Summer Reading
By Raoul Hernandez and Jesse Sublett, Fri., June 9, 2006
![Summer Reading](/imager/b/newfeature/373232/e7c3/books_roundup-35044.jpeg)
The Unexpectedly Bad Hair of Barcelona Smith
by Keith Graves
Philomel Books, 32 pp., $16.99
Barcelona Smith does not have bad hair.
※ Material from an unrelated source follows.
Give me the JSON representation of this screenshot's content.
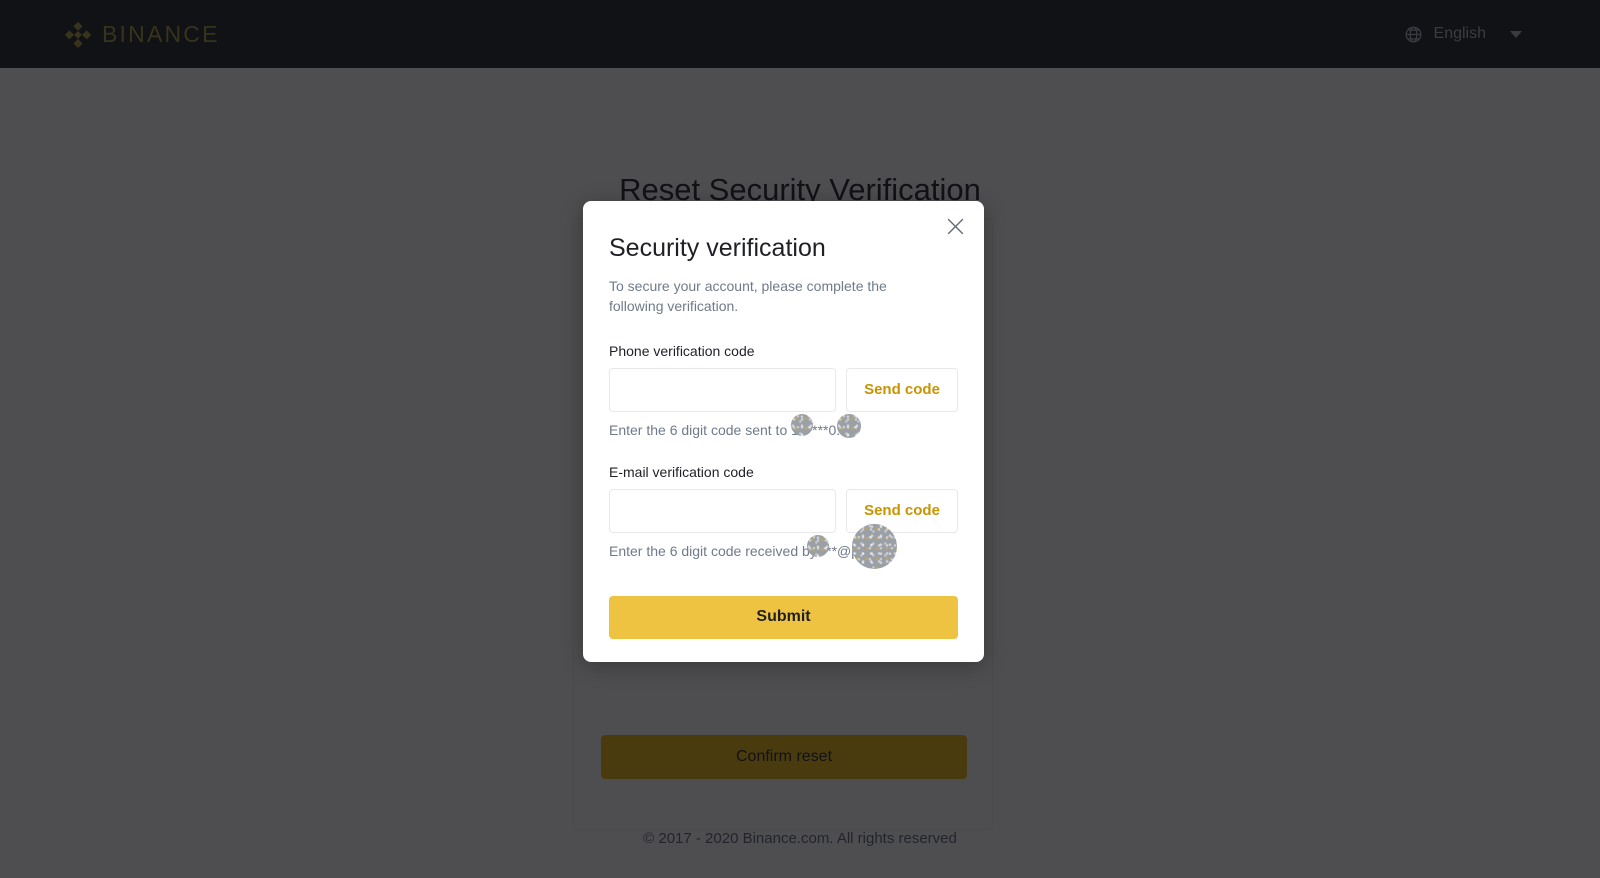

The boy's got hair straight out of Easy Rider. Blueberry blue too. And prudent, like its bearer: no monkey bars or slobbering dogs. Smiling's out of the question, really might catch a bug in those pearly whites. Indeed, the world's fraught with peril. Roses are strictly o-u-t on the Bret Michaels' principle (BMP) alone, Frida Kahlo's thorny tangle notwithstanding. Barcelona is, of course, anything but ill-prepared. He's got his umbrella, handled properly at all times with rubber dishwashing gloves. The surgeon's mask is standard issue. "Then one humid Wednesday, Barcelona's hair ran amuck." We've all been there; you just hate to see a kid go through it the first time. "The Smith hair went bananas." Think Jimi Hendrix. "His hair skated down the sidewalk, climbed a tree, jumped a rope." Anarchy, pure and simple. Barcelona's hair with a flip of the long, gray locks to Jimmie Dale Gilmore springs a mind of its own. The psychedelic landscapes and palette of Austin inkosaur Keith Graves know no less, spring-loaded with big toes, Mark Twain pussycats, and bugs. Barcie, in an upside-down close-up, is simply a Dahl; his Tina Turner 'do two pages later pure coral reef. Graves' Loretta, Ace Pinky Scout was sugar 'n' spice, while 3 Nasty Gnarlies snorted far worse than snails and puppy dog tails. The Unexpectedly Bad Hair of Barcelona Smith is for anyone in dire need of a good shampooing.